The first football game we watched this season was the Superbowl. It was the first time such an event was decided in overtime. Like many people, we texted people in the know suggesting the game was over in the first half. The Atlanta Falcons seemed to be destined to win, but the New England Patriots fought back to tie the game and win in overtime. Despite incredible odds against a comeback – it had never happened that so many points were regained in a Superbowl – the Patriots never gave up. No one should give up until the final whistle.
Many of our readers, and friends for that matter, care deeply about the environment. Water quality, protection of the aquifer, conservation and sustainable living is something most residents support, some more strongly than others. A recent survey on our website, unscientific as it was, suggests 83% find the sum of $503 per million litres drawn by water bottlers too cheap. It sounds like that to us too, but the conversation made us wonder: if people are willing to assign a price to water, does it imply our greatest natural resource is for sale?
Watching politics as long as we have, we wonder sometimes about the inability of elected folk to say no. It’s not that they don’t want to say no, it’s a case where governing legislation makes it impossible to say no and mean it. Repeatedly, actions at the local level are dictated from above. In the case of water, gravel and other provincially significant resources, it seems to us much heartache and acrimony could be curtailed if the province took a leadership role and set up parameters under which local government has the option to say no.
Everyone loves history. Some like architecture, others like family history and a select few like to wave heritage legislation around like a giant stick to get their way. We had lunch the other day with a chap curious what we thought of spending $1.5 million to make a downtown bridge in Fergus look historic. Our answer was pretty simple: about as much as we liked the township spending a significant amount of money repairing a bowstring bridge near Salem that can’t handle the weight of a big fire truck. History is great but has its place. Public infrastructure, dealing with today’s realities of heavy vehicles and ever increasing volume, is not the place to worry about heritage. By the way, let’s see how soon repairs will be needed, and at what cost, for this heritage moment near Salem.

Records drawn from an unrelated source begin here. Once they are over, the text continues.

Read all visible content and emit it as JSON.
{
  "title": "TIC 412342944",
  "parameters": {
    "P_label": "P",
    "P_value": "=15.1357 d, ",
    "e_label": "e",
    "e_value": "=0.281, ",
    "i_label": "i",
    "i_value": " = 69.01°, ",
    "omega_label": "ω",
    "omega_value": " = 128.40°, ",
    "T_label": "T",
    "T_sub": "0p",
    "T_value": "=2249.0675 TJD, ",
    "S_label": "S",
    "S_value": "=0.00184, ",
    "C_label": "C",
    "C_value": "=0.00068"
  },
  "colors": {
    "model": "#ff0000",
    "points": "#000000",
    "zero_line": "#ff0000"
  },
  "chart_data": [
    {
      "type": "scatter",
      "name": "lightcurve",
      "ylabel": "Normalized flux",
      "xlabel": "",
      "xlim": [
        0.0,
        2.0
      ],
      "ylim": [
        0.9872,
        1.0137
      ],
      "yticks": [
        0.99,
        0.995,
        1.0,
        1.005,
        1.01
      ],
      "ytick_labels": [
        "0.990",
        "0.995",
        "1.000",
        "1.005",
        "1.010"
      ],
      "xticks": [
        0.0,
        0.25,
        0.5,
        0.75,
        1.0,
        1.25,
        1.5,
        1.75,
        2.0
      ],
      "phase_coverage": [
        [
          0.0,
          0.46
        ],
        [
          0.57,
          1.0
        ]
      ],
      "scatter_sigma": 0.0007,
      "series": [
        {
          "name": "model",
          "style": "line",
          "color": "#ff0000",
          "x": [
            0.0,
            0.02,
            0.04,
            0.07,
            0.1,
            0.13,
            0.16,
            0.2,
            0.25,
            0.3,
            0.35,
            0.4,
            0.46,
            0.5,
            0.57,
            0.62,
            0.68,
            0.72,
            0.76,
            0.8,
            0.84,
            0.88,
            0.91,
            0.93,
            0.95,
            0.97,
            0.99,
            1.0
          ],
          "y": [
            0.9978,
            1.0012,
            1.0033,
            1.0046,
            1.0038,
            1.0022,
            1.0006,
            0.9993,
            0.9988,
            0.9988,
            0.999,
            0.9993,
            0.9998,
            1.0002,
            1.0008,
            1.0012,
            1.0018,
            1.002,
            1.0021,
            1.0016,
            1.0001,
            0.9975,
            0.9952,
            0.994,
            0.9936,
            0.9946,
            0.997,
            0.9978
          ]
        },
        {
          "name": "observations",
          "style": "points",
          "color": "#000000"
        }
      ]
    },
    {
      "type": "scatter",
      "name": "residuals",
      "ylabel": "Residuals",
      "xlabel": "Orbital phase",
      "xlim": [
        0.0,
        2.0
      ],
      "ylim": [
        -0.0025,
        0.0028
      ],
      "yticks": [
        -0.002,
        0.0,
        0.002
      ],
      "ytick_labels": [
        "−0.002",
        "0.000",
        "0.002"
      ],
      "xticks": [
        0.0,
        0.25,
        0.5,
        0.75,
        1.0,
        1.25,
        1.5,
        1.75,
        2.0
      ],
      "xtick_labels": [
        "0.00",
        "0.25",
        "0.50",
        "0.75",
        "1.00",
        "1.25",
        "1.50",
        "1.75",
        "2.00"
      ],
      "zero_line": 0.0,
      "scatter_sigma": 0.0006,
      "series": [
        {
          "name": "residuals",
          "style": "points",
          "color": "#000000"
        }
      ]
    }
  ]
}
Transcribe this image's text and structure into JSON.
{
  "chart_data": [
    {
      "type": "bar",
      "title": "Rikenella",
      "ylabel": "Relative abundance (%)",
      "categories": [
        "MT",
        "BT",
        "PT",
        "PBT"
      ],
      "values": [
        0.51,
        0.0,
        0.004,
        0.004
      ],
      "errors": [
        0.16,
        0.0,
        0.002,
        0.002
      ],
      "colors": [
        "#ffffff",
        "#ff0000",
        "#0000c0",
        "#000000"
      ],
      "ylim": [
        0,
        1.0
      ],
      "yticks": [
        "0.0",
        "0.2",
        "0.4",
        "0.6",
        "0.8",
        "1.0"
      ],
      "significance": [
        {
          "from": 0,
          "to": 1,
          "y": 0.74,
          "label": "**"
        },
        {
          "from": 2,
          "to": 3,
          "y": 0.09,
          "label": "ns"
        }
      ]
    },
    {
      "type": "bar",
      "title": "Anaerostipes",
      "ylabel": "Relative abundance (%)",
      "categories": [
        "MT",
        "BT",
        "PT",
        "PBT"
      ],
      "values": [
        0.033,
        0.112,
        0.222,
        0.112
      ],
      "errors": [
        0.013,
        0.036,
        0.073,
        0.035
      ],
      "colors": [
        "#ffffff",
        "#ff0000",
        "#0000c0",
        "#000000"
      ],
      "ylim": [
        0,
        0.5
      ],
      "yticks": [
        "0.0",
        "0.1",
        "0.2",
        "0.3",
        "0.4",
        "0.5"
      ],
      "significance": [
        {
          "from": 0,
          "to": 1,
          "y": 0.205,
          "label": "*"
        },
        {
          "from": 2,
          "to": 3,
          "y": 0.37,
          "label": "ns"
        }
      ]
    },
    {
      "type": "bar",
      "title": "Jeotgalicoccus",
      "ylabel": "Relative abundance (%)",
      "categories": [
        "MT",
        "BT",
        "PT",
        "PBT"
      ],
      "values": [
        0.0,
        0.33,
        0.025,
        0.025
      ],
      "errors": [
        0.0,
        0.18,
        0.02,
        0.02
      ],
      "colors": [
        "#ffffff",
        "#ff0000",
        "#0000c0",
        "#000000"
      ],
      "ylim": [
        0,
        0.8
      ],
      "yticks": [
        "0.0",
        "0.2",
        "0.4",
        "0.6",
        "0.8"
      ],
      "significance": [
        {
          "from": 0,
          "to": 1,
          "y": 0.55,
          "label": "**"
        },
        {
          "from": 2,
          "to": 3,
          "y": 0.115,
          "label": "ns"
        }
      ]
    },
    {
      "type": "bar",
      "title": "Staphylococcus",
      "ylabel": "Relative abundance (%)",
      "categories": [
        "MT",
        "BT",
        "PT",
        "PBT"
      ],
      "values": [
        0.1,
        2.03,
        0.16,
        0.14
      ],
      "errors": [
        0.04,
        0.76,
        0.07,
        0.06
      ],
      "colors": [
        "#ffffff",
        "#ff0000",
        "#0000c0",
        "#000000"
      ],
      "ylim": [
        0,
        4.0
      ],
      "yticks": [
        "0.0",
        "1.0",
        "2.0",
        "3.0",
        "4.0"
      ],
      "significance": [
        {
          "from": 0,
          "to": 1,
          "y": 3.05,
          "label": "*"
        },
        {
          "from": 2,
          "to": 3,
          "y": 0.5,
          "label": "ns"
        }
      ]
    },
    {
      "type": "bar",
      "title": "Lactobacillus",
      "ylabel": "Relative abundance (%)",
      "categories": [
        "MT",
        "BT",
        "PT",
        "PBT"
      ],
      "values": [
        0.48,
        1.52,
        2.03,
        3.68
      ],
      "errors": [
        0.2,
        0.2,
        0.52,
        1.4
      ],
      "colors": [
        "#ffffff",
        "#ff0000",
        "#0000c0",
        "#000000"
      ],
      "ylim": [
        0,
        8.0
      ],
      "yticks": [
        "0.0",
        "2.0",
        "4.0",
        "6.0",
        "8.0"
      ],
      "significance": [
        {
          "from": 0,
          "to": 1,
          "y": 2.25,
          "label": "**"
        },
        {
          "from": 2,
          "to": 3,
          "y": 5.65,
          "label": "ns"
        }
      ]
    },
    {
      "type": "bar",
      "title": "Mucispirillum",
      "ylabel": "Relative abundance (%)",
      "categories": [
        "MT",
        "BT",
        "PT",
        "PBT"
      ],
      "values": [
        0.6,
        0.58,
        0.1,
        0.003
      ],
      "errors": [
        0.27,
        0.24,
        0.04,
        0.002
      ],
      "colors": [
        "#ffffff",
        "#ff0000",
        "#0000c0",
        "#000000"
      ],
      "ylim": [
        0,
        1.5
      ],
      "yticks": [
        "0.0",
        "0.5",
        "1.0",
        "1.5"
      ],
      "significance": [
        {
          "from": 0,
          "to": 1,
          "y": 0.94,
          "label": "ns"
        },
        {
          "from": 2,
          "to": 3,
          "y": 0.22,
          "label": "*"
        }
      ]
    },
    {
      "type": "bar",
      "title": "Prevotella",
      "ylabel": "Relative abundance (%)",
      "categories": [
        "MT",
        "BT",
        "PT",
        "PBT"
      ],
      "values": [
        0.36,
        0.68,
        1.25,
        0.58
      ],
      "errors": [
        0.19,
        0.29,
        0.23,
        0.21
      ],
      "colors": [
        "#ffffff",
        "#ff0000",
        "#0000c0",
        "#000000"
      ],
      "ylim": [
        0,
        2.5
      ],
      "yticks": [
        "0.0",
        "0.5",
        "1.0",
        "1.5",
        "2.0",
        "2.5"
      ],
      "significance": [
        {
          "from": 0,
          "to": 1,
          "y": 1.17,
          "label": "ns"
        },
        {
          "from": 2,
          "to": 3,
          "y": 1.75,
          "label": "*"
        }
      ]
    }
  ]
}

Want versus need. It’s a catch phrase a friend has used for years. As a public servant, he always found it awkward being asked by politicians to present a zero-increase budget knowing full well the same politicians would in the next breath ask for inclusions based on citizen requests. Arguably it’s how we have arrived at this point in time where vanity projects get approved at the expense of taking care of real business. The merits of amalgamation building up a pool of capital to handle big infrastructure challenges have been ransomed at the expense of want versus need.